Even supposing they shrank from death as from a monster, and by playing on their terror I could slay them, should I dare? [^1]

There is one who inflicts sentence of death. To usurp his functions and to kill would be to assume the role of the Master-Carpenter. There are few who can act as master-carpenter without cutting their hands. [^2]

Dr. Hartmann, of Leipzig, comments as follows on this chapter in the Lotusbluthen: “The death penalty as a deterrent measure is a legacy from an ignorant generation. That which incites men to action cannot be killed. The evil inclination toward crime when driven from the body by execution is only thereby made still more generally harmful, because it again influences others, and leads them to perform similar deeds to those for which the execution took place. Moreover, through suffering the wrong of execution desires for retaliation are aroused in the soul of the executed, and in this way he is made more dangerous than before. What is the use of destroying the tool, while the ringleader is beyond reach? It will be easy for him to find another instrument. What is the use of banishing the evil from the house, when it can readily find another dwelling? Better endeavor to reform the criminal, by bringing him to a better conception of things, and in this way transform the evil into a good spirit.”

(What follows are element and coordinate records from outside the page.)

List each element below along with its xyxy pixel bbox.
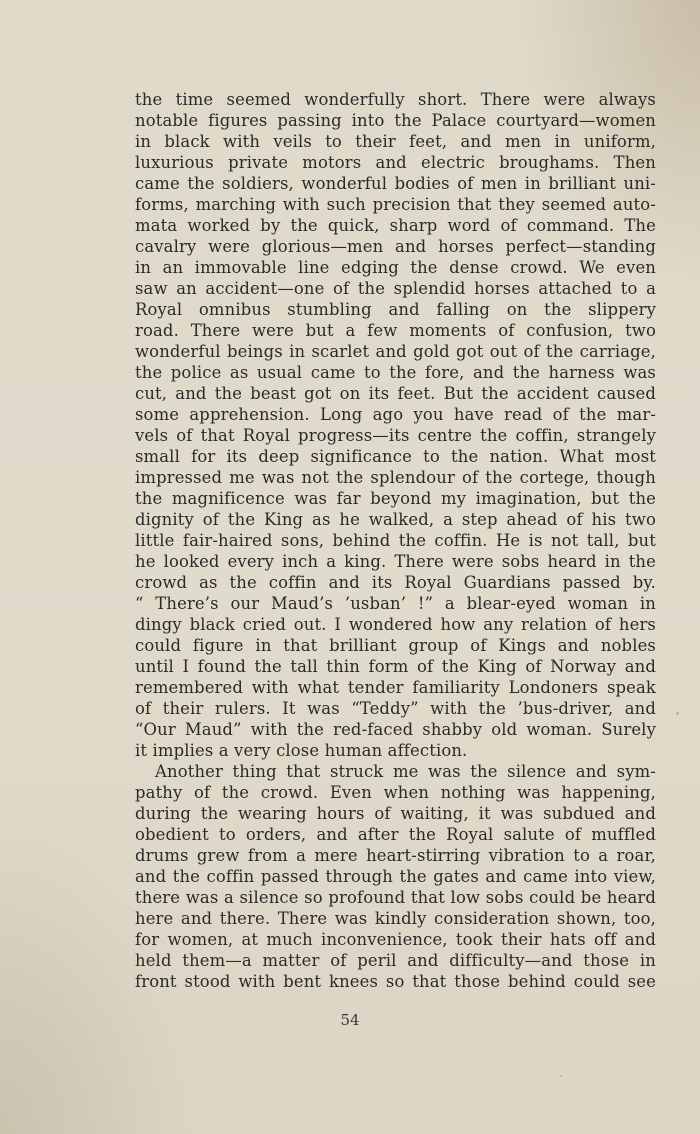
text-line: the time seemed wonderfully short. There were always bbox=[135, 90, 656, 109]
text-line: forms, marching with such precision that they seemed auto- bbox=[135, 195, 656, 214]
paragraph-end-line: it implies a very close human affection. bbox=[135, 741, 468, 760]
text-line: obedient to orders, and after the Royal salute of muffled bbox=[135, 825, 656, 844]
text-line: the police as usual came to the fore, and the harness was bbox=[135, 363, 656, 382]
text-line: in black with veils to their feet, and men in uniform, bbox=[135, 132, 656, 151]
text-line: drums grew from a mere heart-stirring vibration to a roar, bbox=[135, 846, 656, 865]
text-line: vels of that Royal progress—its centre the coffin, strangely bbox=[135, 426, 656, 445]
text-line: cut, and the beast got on its feet. But the accident caused bbox=[135, 384, 656, 403]
text-line: front stood with bent knees so that those behind could see bbox=[135, 972, 656, 991]
paper-speck bbox=[560, 1075, 562, 1077]
text-line: until I found the tall thin form of the King of Norway and bbox=[135, 657, 656, 676]
text-line: for women, at much inconvenience, took their hats off and bbox=[135, 930, 656, 949]
text-line: dingy black cried out. I wondered how any relation of hers bbox=[135, 615, 656, 634]
text-line: impressed me was not the splendour of the cortege, though bbox=[135, 468, 656, 487]
body-text bbox=[135, 89, 656, 992]
paragraph-start-line: Another thing that struck me was the silence and sym- bbox=[155, 762, 656, 781]
text-line: there was a silence so profound that low sobs could be heard bbox=[135, 888, 656, 907]
text-line: mata worked by the quick, sharp word of command. The bbox=[135, 216, 656, 235]
text-line: dignity of the King as he walked, a step ahead of his two bbox=[135, 510, 656, 529]
page-number: 54 bbox=[340, 1011, 360, 1029]
text-line: cavalry were glorious—men and horses perfect—standing bbox=[135, 237, 656, 256]
text-line: pathy of the crowd. Even when nothing was happening, bbox=[135, 783, 656, 802]
text-line: Royal omnibus stumbling and falling on the slippery bbox=[135, 300, 656, 319]
text-line: road. There were but a few moments of confusion, two bbox=[135, 321, 656, 340]
text-line: he looked every inch a king. There were sobs heard in the bbox=[135, 552, 656, 571]
text-line: notable figures passing into the Palace courtyard—women bbox=[135, 111, 656, 130]
text-line: the magnificence was far beyond my imagination, but the bbox=[135, 489, 656, 508]
text-line: during the wearing hours of waiting, it was subdued and bbox=[135, 804, 656, 823]
text-line: held them—a matter of peril and difficulty—and those in bbox=[135, 951, 656, 970]
text-line: here and there. There was kindly consideration shown, too, bbox=[135, 909, 656, 928]
text-line: of their rulers. It was “Teddy” with the ’bus-driver, and bbox=[135, 699, 656, 718]
text-line: luxurious private motors and electric broughams. Then bbox=[135, 153, 656, 172]
text-line: “ There’s our Maud’s ’usban’ !” a blear-eyed woman in bbox=[135, 594, 656, 613]
text-line: and the coffin passed through the gates and came into view, bbox=[135, 867, 656, 886]
text-line: wonderful beings in scarlet and gold got out of the carriage, bbox=[135, 342, 656, 361]
text-line: could figure in that brilliant group of Kings and nobles bbox=[135, 636, 656, 655]
text-line: remembered with what tender familiarity Londoners speak bbox=[135, 678, 656, 697]
text-line: in an immovable line edging the dense crowd. We even bbox=[135, 258, 656, 277]
text-line: some apprehension. Long ago you have read of the mar- bbox=[135, 405, 656, 424]
paper-speck bbox=[676, 712, 679, 715]
text-line: small for its deep significance to the nation. What most bbox=[135, 447, 656, 466]
text-line: saw an accident—one of the splendid horses attached to a bbox=[135, 279, 656, 298]
text-line: “Our Maud” with the red-faced shabby old woman. Surely bbox=[135, 720, 656, 739]
text-line: came the soldiers, wonderful bodies of men in brilliant uni- bbox=[135, 174, 656, 193]
text-line: crowd as the coffin and its Royal Guardians passed by. bbox=[135, 573, 656, 592]
text-line: little fair-haired sons, behind the coffin. He is not tall, but bbox=[135, 531, 656, 550]
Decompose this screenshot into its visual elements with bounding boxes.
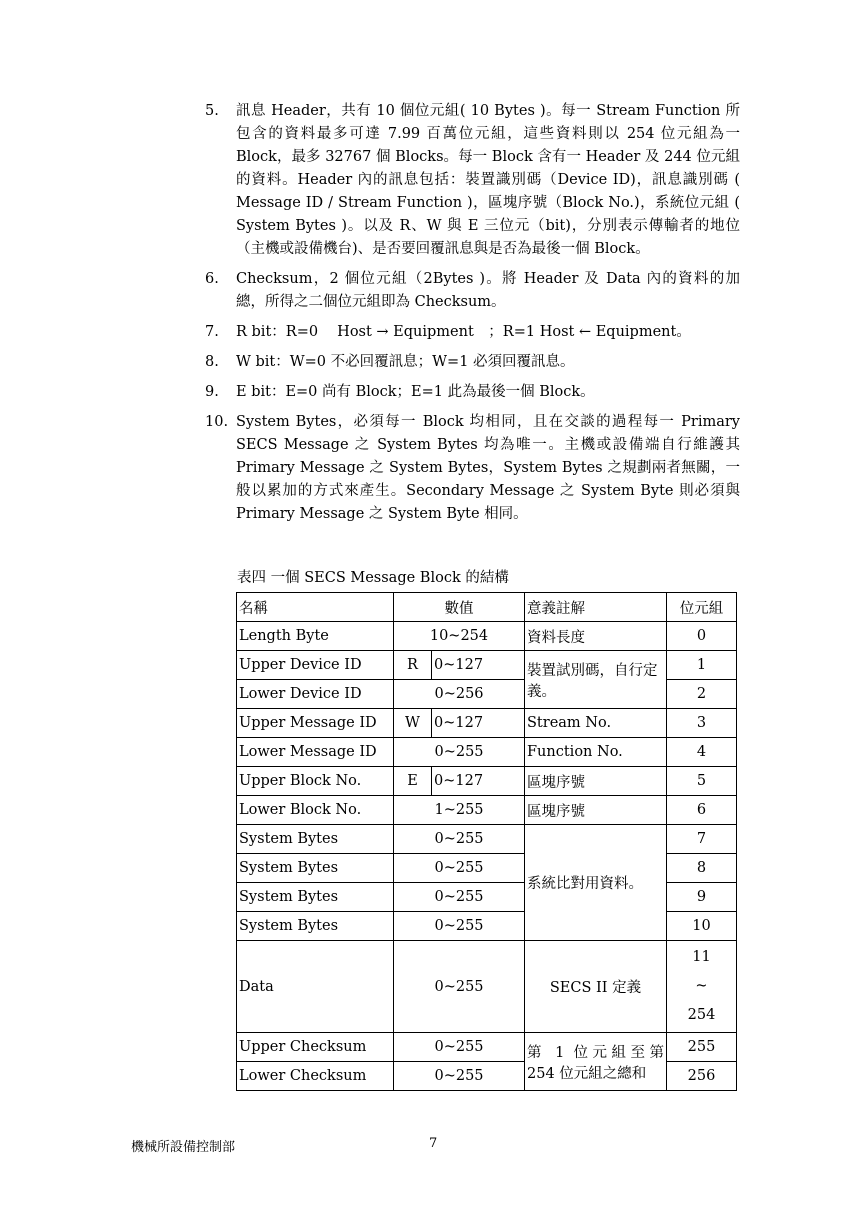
cell-name: Lower Message ID bbox=[237, 738, 394, 767]
cell-meaning: Function No. bbox=[525, 738, 667, 767]
list-item bbox=[205, 351, 740, 374]
item-text: 訊息 Header，共有 10 個位元組( 10 Bytes )。每一 Stream Function 所包含的資料最多可達 7.99 百萬位元組，這些資料則以 254 位元組為一 Block，最多 32767 個 Blocks。每一 Block 含有一 Header 及 244 位元組的資料。Header 內的訊息包括：裝置識別碼（Device ID)，訊息識別碼 ( Message ID / Stream Function )，區塊序號（Block No.)，系統位元組 ( System Bytes )。以及 R、W 與 E 三位元（bit)，分別表示傳輸者的地位（主機或設備機台)、是否要回覆訊息與是否為最後一個 Block。 bbox=[236, 103, 740, 257]
list-item bbox=[205, 381, 740, 404]
cell-flag: W bbox=[394, 709, 432, 738]
cell-value: 0~255 bbox=[394, 738, 525, 767]
cell-name: Lower Checksum bbox=[237, 1062, 394, 1091]
cell-byte: 5 bbox=[667, 767, 737, 796]
cell-byte: 2 bbox=[667, 680, 737, 709]
cell-value: 0~255 bbox=[394, 1062, 525, 1091]
cell-byte: 0 bbox=[667, 622, 737, 651]
cell-byte: 9 bbox=[667, 883, 737, 912]
cell-byte: 10 bbox=[667, 912, 737, 941]
table-row bbox=[237, 767, 737, 796]
item-number: 6. bbox=[205, 271, 219, 287]
cell-flag: R bbox=[394, 651, 432, 680]
cell-value: 0~255 bbox=[394, 883, 525, 912]
cell-value: 0~255 bbox=[394, 912, 525, 941]
list-item bbox=[205, 411, 740, 526]
cell-byte: 3 bbox=[667, 709, 737, 738]
table-row bbox=[237, 738, 737, 767]
cell-meaning: 資料長度 bbox=[525, 622, 667, 651]
cell-value: 0~255 bbox=[394, 1033, 525, 1062]
item-text: R bit：R=0 Host → Equipment ；R=1 Host ← Equipment。 bbox=[236, 324, 691, 340]
cell-name: System Bytes bbox=[237, 912, 394, 941]
table-caption: 表四 一個 SECS Message Block 的結構 bbox=[237, 570, 509, 586]
cell-byte: 4 bbox=[667, 738, 737, 767]
header-value: 數值 bbox=[394, 593, 525, 622]
cell-meaning: 裝置試別碼，自行定義。 bbox=[525, 651, 667, 709]
table-row bbox=[237, 941, 737, 1033]
cell-byte: 8 bbox=[667, 854, 737, 883]
cell-byte: 6 bbox=[667, 796, 737, 825]
cell-value: 0~255 bbox=[394, 941, 525, 1033]
table-header-row bbox=[237, 593, 737, 622]
table-row bbox=[237, 796, 737, 825]
cell-name: Upper Block No. bbox=[237, 767, 394, 796]
item-text: Checksum，2 個位元組（2Bytes )。將 Header 及 Data 內的資料的加總，所得之二個位元組即為 Checksum。 bbox=[236, 271, 740, 310]
page-number: 7 bbox=[429, 1136, 438, 1151]
item-text: W bit：W=0 不必回覆訊息；W=1 必須回覆訊息。 bbox=[236, 354, 575, 370]
item-text: System Bytes，必須每一 Block 均相同，且在交談的過程每一 Primary SECS Message 之 System Bytes 均為唯一。主機或設備端自行維護其 Primary Message 之 System Bytes，System Bytes 之規劃兩者無關，一般以累加的方式來產生。Secondary Message 之 System Byte 則必須與 Primary Message 之 System Byte 相同。 bbox=[236, 414, 740, 522]
byte-range-end: 254 bbox=[687, 1007, 716, 1023]
cell-byte: 7 bbox=[667, 825, 737, 854]
item-number: 9. bbox=[205, 384, 219, 400]
list-item bbox=[205, 100, 740, 261]
list-item bbox=[205, 321, 740, 344]
cell-value: 0~255 bbox=[394, 825, 525, 854]
table-row bbox=[237, 825, 737, 854]
cell-byte: 1 bbox=[667, 651, 737, 680]
cell-name: Upper Device ID bbox=[237, 651, 394, 680]
cell-value: 0~256 bbox=[394, 680, 525, 709]
cell-name: Upper Checksum bbox=[237, 1033, 394, 1062]
cell-value: 0~255 bbox=[394, 854, 525, 883]
cell-value: 0~127 bbox=[432, 709, 525, 738]
item-number: 8. bbox=[205, 354, 219, 370]
table-row bbox=[237, 622, 737, 651]
table-row bbox=[237, 709, 737, 738]
cell-meaning: 第 1 位元組至第 254 位元組之總和 bbox=[525, 1033, 667, 1091]
cell-value: 10~254 bbox=[394, 622, 525, 651]
item-text: E bit：E=0 尚有 Block；E=1 此為最後一個 Block。 bbox=[236, 384, 595, 400]
cell-byte: 256 bbox=[667, 1062, 737, 1091]
header-meaning: 意義註解 bbox=[525, 593, 667, 622]
footer-department: 機械所設備控制部 bbox=[131, 1140, 236, 1155]
table-row bbox=[237, 1033, 737, 1062]
item-number: 5. bbox=[205, 103, 219, 119]
cell-name: System Bytes bbox=[237, 883, 394, 912]
cell-flag: E bbox=[394, 767, 432, 796]
cell-name: Lower Block No. bbox=[237, 796, 394, 825]
cell-meaning: 區塊序號 bbox=[525, 796, 667, 825]
item-number: 10. bbox=[205, 414, 229, 430]
table-row bbox=[237, 651, 737, 680]
cell-meaning: Stream No. bbox=[525, 709, 667, 738]
cell-name: System Bytes bbox=[237, 854, 394, 883]
cell-name: Lower Device ID bbox=[237, 680, 394, 709]
cell-meaning: 系統比對用資料。 bbox=[525, 825, 667, 941]
cell-byte: 255 bbox=[667, 1033, 737, 1062]
secs-block-table bbox=[236, 592, 737, 1091]
cell-meaning: 區塊序號 bbox=[525, 767, 667, 796]
byte-range-start: 11 bbox=[692, 949, 711, 965]
cell-value: 1~255 bbox=[394, 796, 525, 825]
cell-name: Data bbox=[237, 941, 394, 1033]
cell-name: Upper Message ID bbox=[237, 709, 394, 738]
byte-range-sep: ~ bbox=[695, 978, 708, 994]
item-number: 7. bbox=[205, 324, 219, 340]
numbered-list bbox=[205, 100, 740, 533]
cell-byte bbox=[667, 941, 737, 1033]
cell-meaning: SECS II 定義 bbox=[525, 941, 667, 1033]
cell-name: System Bytes bbox=[237, 825, 394, 854]
cell-name: Length Byte bbox=[237, 622, 394, 651]
header-byte: 位元組 bbox=[667, 593, 737, 622]
cell-value: 0~127 bbox=[432, 767, 525, 796]
header-name: 名稱 bbox=[237, 593, 394, 622]
list-item bbox=[205, 268, 740, 314]
cell-value: 0~127 bbox=[432, 651, 525, 680]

[^1] Mr. Thos. Kingsmill’s translation is illuminative—“With folk who have no fear of death, what object is there in making its apprehension a deterrent? How should we dare to apprehend and to execute people who dread death as the greatest terror?”

[^2] Cf. chap. 30.

Cf. a saying by Confucius; he is expounding the fundamental principle of all Chinese law, the veneration of the inferior for the superior, an idea which bas strong affinities with the philosophy of the ancient Greeks. “Why when governing, depend on capital punishment? Seek righteousness and the people will be righteous. The relation between the rulers and the ruled is like that between the wind and the grass. The grass must bend when the wind blows across it.” Confucian Analects, xii, 19.